The carrier's $33.3 million net loss for the quarter ended March 27 compared with a net loss from continuing operations of $11.7 million a year ago. Operating revenue rose 3.9 percent to $285 million, including $23.2 million from the new China service.
Horizon's first quarter loss included $5.4 million in after-tax charges. The charges included $2.2 million in legal fees related to the carrier's antitrust litigation and $2.3 million for a severance agreement for former CEO Chuck Raymond, who resigned March 11 after the company agreed to plead guilty to price-fixing in the Puerto Rico trade.
Horizon’s operating loss, excluding costs of interest and modification of debt agreements, widened to $22 million from $1.8 million a year earlier.
"As anticipated, the first quarter was very challenging … Overall, the company continues to expect 2011 to be a challenging year," said CEO Stephen H. Fraser.
He said the China service was launched just as the trans-Pacific was entering its slack season, and that the quarter's difficulties "were further exacerbated by a steep decline in international rates, a sharp rise in fuel prices and the ongoing slow business conditions in Puerto Rico and Hawaii."
Horizon's China-West Coast route is an extension of the carrier's westbound service to Guam.
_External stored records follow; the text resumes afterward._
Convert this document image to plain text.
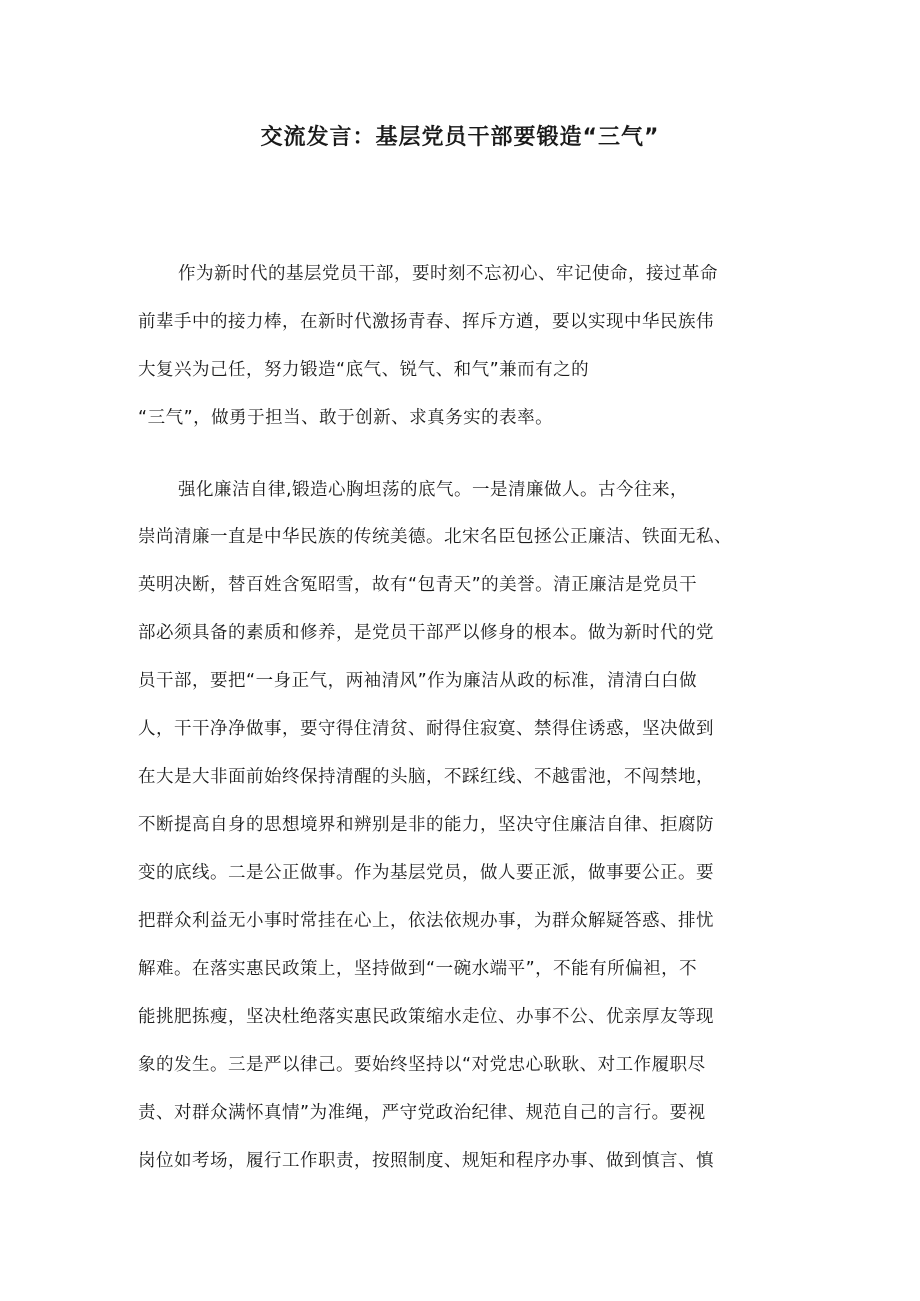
交流发言：基层党员干部要锻造“三气”

作为新时代的基层党员干部，要时刻不忘初心、牢记使命，接过革命

前辈手中的接力棒，在新时代激扬青春、挥斥方遒，要以实现中华民族伟

大复兴为己任，努力锻造“底气、锐气、和气”兼而有之的

“三气”，做勇于担当、敢于创新、求真务实的表率。

强化廉洁自律,锻造心胸坦荡的底气。一是清廉做人。古今往来，

崇尚清廉一直是中华民族的传统美德。北宋名臣包拯公正廉洁、铁面无私、

英明决断，替百姓含冤昭雪，故有“包青天”的美誉。清正廉洁是党员干

部必须具备的素质和修养，是党员干部严以修身的根本。做为新时代的党

员干部，要把“一身正气，两袖清风”作为廉洁从政的标准，清清白白做

人，干干净净做事，要守得住清贫、耐得住寂寞、禁得住诱惑，坚决做到

在大是大非面前始终保持清醒的头脑，不踩红线、不越雷池，不闯禁地，

不断提高自身的思想境界和辨别是非的能力，坚决守住廉洁自律、拒腐防

变的底线。二是公正做事。作为基层党员，做人要正派，做事要公正。要

把群众利益无小事时常挂在心上，依法依规办事，为群众解疑答惑、排忧

解难。在落实惠民政策上，坚持做到“一碗水端平”，不能有所偏袒，不

能挑肥拣瘦，坚决杜绝落实惠民政策缩水走位、办事不公、优亲厚友等现

象的发生。三是严以律己。要始终坚持以“对党忠心耿耿、对工作履职尽

责、对群众满怀真情”为准绳，严守党政治纪律、规范自己的言行。要视

岗位如考场，履行工作职责，按照制度、规矩和程序办事、做到慎言、慎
Maersk previously chartered the ships' eastbound space under a take-or-pay deal that provided Horizon with steady revenue.
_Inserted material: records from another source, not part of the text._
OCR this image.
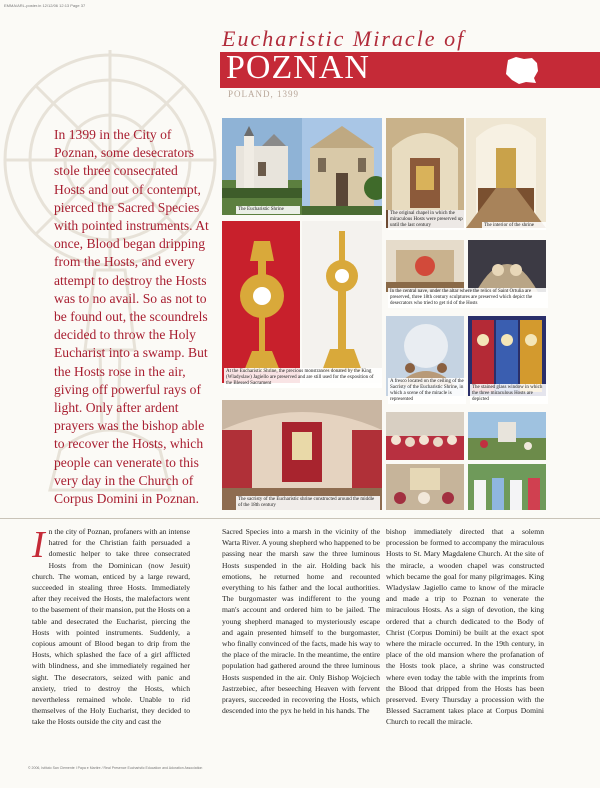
EMMA/ARL-poster.in 12/12/06 12:13 Page 37
Eucharistic Miracle of
POZNAN
POLAND, 1399
In 1399 in the City of Poznan, some desecrators stole three consecrated Hosts and out of contempt, pierced the Sacred Species with pointed instruments. At once, Blood began dripping from the Hosts, and every attempt to destroy the Hosts was to no avail. So as not to be found out, the scoundrels decided to throw the Holy Eucharist into a swamp. But the Hosts rose in the air, giving off powerful rays of light. Only after ardent prayers was the bishop able to recover the Hosts, which people can venerate to this very day in the Church of Corpus Domini in Poznan.
The Eucharistic Shrine
The original chapel in which the miraculous Hosts were preserved up until the last century	The interior of the shrine
At the Eucharistic Shrine, the precious monstrances donated by the King (Wladyslaw) Jagiello are preserved and are still used for the exposition of the Blessed Sacrament
In the central nave, under the altar where the relics of Saint Ortulia are preserved, three 18th century sculptures are preserved which depict the desecrators who tried to get rid of the Hosts
A fresco located on the ceiling of the Sacristy of the Eucharistic Shrine, in which a scene of the miracle is represented
The stained glass window in which the three miraculous Hosts are depicted
The sacristy of the Eucharistic shrine constructed around the middle of the 18th century
In the city of Poznan, profaners with an intense hatred for the Christian faith persuaded a domestic helper to take three consecrated Hosts from the Dominican (now Jesuit) church. The woman, enticed by a large reward, succeeded in stealing three Hosts. Immediately after they received the Hosts, the malefactors went to the basement of their mansion, put the Hosts on a table and desecrated the Eucharist, piercing the Hosts with pointed instruments. Suddenly, a copious amount of Blood began to drip from the Hosts, which splashed the face of a girl afflicted with blindness, and she immediately regained her sight. The desecrators, seized with panic and anxiety, tried to destroy the Hosts, which nevertheless remained whole. Unable to rid themselves of the Holy Eucharist, they decided to take the Hosts outside the city and cast the
Sacred Species into a marsh in the vicinity of the Warta River. A young shepherd who happened to be passing near the marsh saw the three luminous Hosts suspended in the air. Holding back his emotions, he returned home and recounted everything to his father and the local authorities. The burgomaster was indifferent to the young man's account and ordered him to be jailed. The young shepherd managed to mysteriously escape and again presented himself to the burgomaster, who finally convinced of the facts, made his way to the place of the miracle. In the meantime, the entire population had gathered around the three luminous Hosts suspended in the air. Only Bishop Wojciech Jastrzebiec, after beseeching Heaven with fervent prayers, succeeded in recovering the Hosts, which descended into the pyx he held in his hands. The
bishop immediately directed that a solemn procession be formed to accompany the miraculous Hosts to St. Mary Magdalene Church. At the site of the miracle, a wooden chapel was constructed which became the goal for many pilgrimages. King Wladyslaw Jagiello came to know of the miracle and made a trip to Poznan to venerate the miraculous Hosts. As a sign of devotion, the king ordered that a church dedicated to the Body of Christ (Corpus Domini) be built at the exact spot where the miracle occurred. In the 19th century, in place of the old mansion where the profanation of the Hosts took place, a shrine was constructed where even today the table with the imprints from the Blood that dripped from the Hosts has been preserved. Every Thursday a procession with the Blessed Sacrament takes place at Corpus Domini Church to recall the miracle.
© 2006, Istituto San Clemente I Papa e Martire / Real Presence Eucharistic Education and Adoration Association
Horizon said its container rates net of fuel fell 6.4 percent to $3,072 in the first quarter. Excluding China, container rates net of fuel rose 1.2 percent to $3,324. The China service handled 11,199 loads in the first quarter. Domestic cargo was flat at 60,330 loads, with volume up in Alaska and Guam, flat in Puerto Rico and down in Hawaii.
The quarterly results were announced a day after a court reduced Horizon's criminal fine from $45 million to $15 million. The Justice Department said the higher penalty, which was far below sentencing guidelines of $336 million to $672 million, would have threatened the company with default on its debt covenants and possible bankruptcy.
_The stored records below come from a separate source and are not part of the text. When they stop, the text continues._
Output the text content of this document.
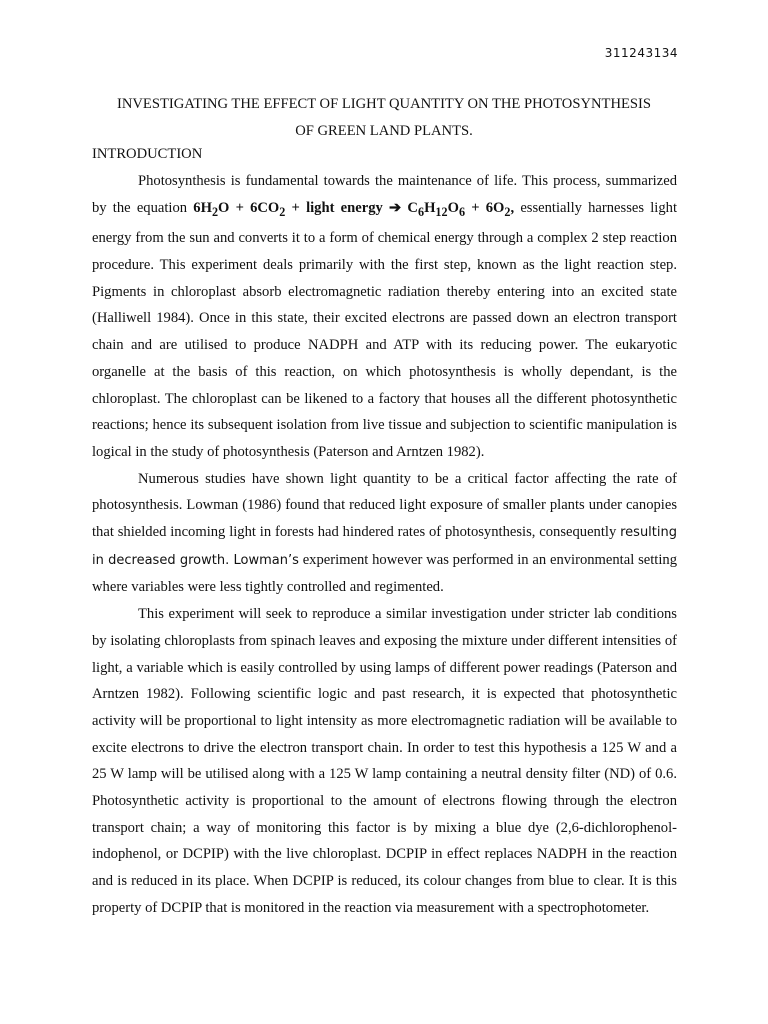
311243134
INVESTIGATING THE EFFECT OF LIGHT QUANTITY ON THE PHOTOSYNTHESIS
OF GREEN LAND PLANTS.
INTRODUCTION

Photosynthesis is fundamental towards the maintenance of life. This process, summarized by the equation $6H_2O + 6CO_2$ + light energy ➔ $C_6H_{12}O_6 + 6O_2$, essentially harnesses light energy from the sun and converts it to a form of chemical energy through a complex 2 step reaction procedure. This experiment deals primarily with the first step, known as the light reaction step. Pigments in chloroplast absorb electromagnetic radiation thereby entering into an excited state (Halliwell 1984). Once in this state, their excited electrons are passed down an electron transport chain and are utilised to produce NADPH and ATP with its reducing power. The eukaryotic organelle at the basis of this reaction, on which photosynthesis is wholly dependant, is the chloroplast. The chloroplast can be likened to a factory that houses all the different photosynthetic reactions; hence its subsequent isolation from live tissue and subjection to scientific manipulation is logical in the study of photosynthesis (Paterson and Arntzen 1982).

Numerous studies have shown light quantity to be a critical factor affecting the rate of photosynthesis. Lowman (1986) found that reduced light exposure of smaller plants under canopies that shielded incoming light in forests had hindered rates of photosynthesis, consequently resulting in decreased growth. Lowman’s experiment however was performed in an environmental setting where variables were less tightly controlled and regimented.

This experiment will seek to reproduce a similar investigation under stricter lab conditions by isolating chloroplasts from spinach leaves and exposing the mixture under different intensities of light, a variable which is easily controlled by using lamps of different power readings (Paterson and Arntzen 1982). Following scientific logic and past research, it is expected that photosynthetic activity will be proportional to light intensity as more electromagnetic radiation will be available to excite electrons to drive the electron transport chain. In order to test this hypothesis a 125 W and a 25 W lamp will be utilised along with a 125 W lamp containing a neutral density filter (ND) of 0.6. Photosynthetic activity is proportional to the amount of electrons flowing through the electron transport chain; a way of monitoring this factor is by mixing a blue dye (2,6-dichlorophenol-indophenol, or DCPIP) with the live chloroplast. DCPIP in effect replaces NADPH in the reaction and is reduced in its place. When DCPIP is reduced, its colour changes from blue to clear. It is this property of DCPIP that is monitored in the reaction via measurement with a spectrophotometer.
Horizon said it is still working on refinancing and remains current with its debt and vendor obligations although its liquidity "has contracted, due to shortened payment terms established by certain suppliers" after the company's annual report last month included an auditor's note expressing doubt about the company's status as a going concern.
The going-concern note was triggered by Horizon's statement that it expected the original $45 million fine to put the company in violation of debt agreements.
Horizon said that as of March 27, the company had $29.4 million in total liquidity -- $5.8 million in cash and $23.6 million available under its revolving loan agreement. At the end of 2010, the company had $2.8 million in cash and $57.6 million available under the revolver, for a total of $60.4 million.